Using the same marketing principles traditionally used to sell products, these organizations aim to promote ideas to change attitudes and behaviors. Still in its early stages, the group is laying the groundwork for a social marketing and outreach campaign to connect the human population of Delaware Bay region to their Red Knot neighbors.


Red Knots and other migratory shorebirds travel remarkable distances each spring from South America to their breeding grounds in the Arctic. On the way north, the birds must stop to replenish their depleted fat reserves. For thousands of years, Red Knots have made that stop at the Delaware Bay in New Jersey and Delaware, to fatten-up on once abundant horseshoe crab eggs.


The Bay is so important for migration of Red Knots and several other shorebird species that in 1986 it became the first designated site in the Western Hemisphere Shorebird Reserve Network. Red Knot populations, however, have been in sharp decline for fifteen years. Research has shown that the primary threat to the Red Knot is the overfishing of horseshoe crabs and the resulting scarcity of horseshoe crab eggs.

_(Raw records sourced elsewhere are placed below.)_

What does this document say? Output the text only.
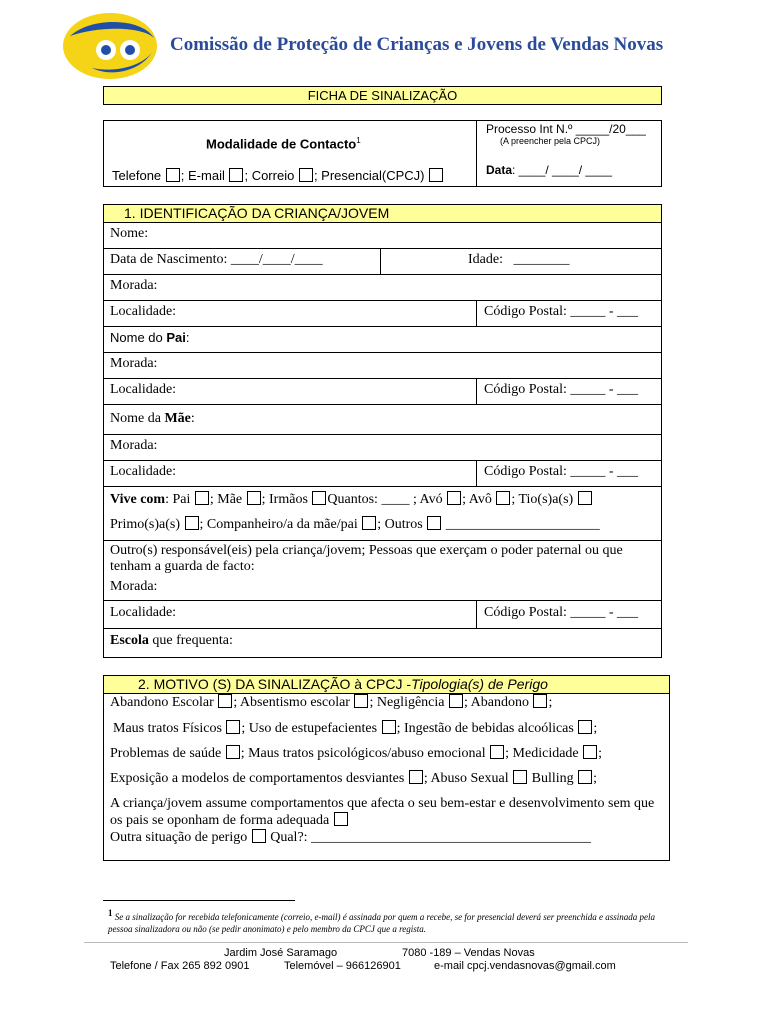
Comissão de Proteção de Crianças e Jovens de Vendas Novas
FICHA DE SINALIZAÇÃO
Modalidade de Contacto$^1$
Telefone ; E-mail ; Correio ; Presencial(CPCJ)
Processo Int N.º _____/20___
(A preencher pela CPCJ)
Data: ____/ ____/ ____
1. IDENTIFICAÇÃO DA CRIANÇA/JOVEM
Nome:
Data de Nascimento: ____/____/____	Idade:   ________
Morada:
Localidade:	Código Postal: _____ - ___
Nome do Pai:
Morada:
Localidade:	Código Postal: _____ - ___
Nome da Mãe:
Morada:
Localidade:	Código Postal: _____ - ___
Vive com: Pai ; Mãe ; Irmãos Quantos: ____ ; Avó ; Avô ; Tio(s)a(s)
Primo(s)a(s) ; Companheiro/a da mãe/pai ; Outros ______________________
Outro(s) responsável(eis) pela criança/jovem; Pessoas que exerçam o poder paternal ou que tenham a guarda de facto:
Morada:
Localidade:	Código Postal: _____ - ___
Escola que frequenta:
2. MOTIVO (S) DA SINALIZAÇÃO à CPCJ -Tipologia(s) de Perigo
Abandono Escolar ; Absentismo escolar ; Negligência ; Abandono ;
Maus tratos Físicos ; Uso de estupefacientes ; Ingestão de bebidas alcoólicas ;
Problemas de saúde ; Maus tratos psicológicos/abuso emocional ; Medicidade ;
Exposição a modelos de comportamentos desviantes ; Abuso Sexual Bulling ;
A criança/jovem assume comportamentos que afecta o seu bem-estar e desenvolvimento sem que os pais se oponham de forma adequada
Outra situação de perigo Qual?: ________________________________________
$^1$ Se a sinalização for recebida telefonicamente (correio, e-mail) é assinada por quem a recebe, se for presencial deverá ser preenchida e assinada pela pessoa sinalizadora ou não (se pedir anonimato) e pelo membro da CPCJ que a regista.
Jardim José Saramago	7080 -189 – Vendas Novas
Telefone / Fax 265 892 0901	Telemóvel – 966126901	e-mail cpcj.vendasnovas@gmail.com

“Because the supply of horseshoe crab eggs is depleted, many of the birds don’t have the fuel to reach the Canadian Arctic to lay their own,” said Charles Duncan, director of Manomet’s Shorebird Recovery Project, which is leading the early stages of this effort.

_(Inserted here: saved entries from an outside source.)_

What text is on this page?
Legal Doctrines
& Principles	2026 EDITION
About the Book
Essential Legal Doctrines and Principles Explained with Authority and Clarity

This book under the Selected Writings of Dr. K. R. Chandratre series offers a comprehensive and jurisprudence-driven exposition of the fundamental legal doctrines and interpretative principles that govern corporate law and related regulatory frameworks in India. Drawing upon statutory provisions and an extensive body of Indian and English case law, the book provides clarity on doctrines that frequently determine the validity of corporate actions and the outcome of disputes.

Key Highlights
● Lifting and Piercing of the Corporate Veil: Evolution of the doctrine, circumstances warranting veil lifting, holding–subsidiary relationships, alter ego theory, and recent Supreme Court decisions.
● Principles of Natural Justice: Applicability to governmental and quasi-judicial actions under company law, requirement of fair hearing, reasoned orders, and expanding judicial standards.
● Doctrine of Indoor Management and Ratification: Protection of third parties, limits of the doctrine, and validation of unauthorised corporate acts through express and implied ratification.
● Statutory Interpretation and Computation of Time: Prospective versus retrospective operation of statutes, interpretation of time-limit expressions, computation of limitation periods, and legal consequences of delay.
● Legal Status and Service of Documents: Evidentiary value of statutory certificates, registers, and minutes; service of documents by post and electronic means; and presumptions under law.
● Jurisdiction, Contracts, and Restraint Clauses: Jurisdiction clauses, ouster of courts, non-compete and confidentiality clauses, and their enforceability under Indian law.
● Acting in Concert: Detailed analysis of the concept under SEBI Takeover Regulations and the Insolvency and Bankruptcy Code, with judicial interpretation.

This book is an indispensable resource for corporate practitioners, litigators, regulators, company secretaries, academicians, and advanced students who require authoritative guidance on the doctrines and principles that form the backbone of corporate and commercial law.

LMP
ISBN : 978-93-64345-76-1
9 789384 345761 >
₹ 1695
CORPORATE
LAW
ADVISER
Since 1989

To date, limits on horseshoe crab fishing have been ineffective, with little if any detectable recovery of their populations. Duncan said that a successful and enduring conservation effort in the Delaware Bay must also benefit the surrounding community and have the support of local stakeholders. Manomet staff are teaming with a leading firm in the use of social marketing for the environment.


“We need to change the way we think about the Delaware Bay,” said Larry Niles, of the Conserve Wildlife Foundation of New Jersey.


In order to understand the cultural barriers to conservation, the team is researching residents’ perceptions of the Delaware Bay and its shorebirds. The initial research was funded by Manomet, and Duncan is fundraising to support the social marketing campaign itself.


The good news is that scientists feel confident they know the steps that will result in species recovery.


“The science is strong,” Duncan said. “The greatest challenge is finding a way to reconcile that science with community values.  We worked with RARE and our local partners on three social marketing campaigns in Patagonia, Argentina for Red Knots.  The conservation outcomes were more than impressive.  Now we want to replicate those successes at Delaware Bay.”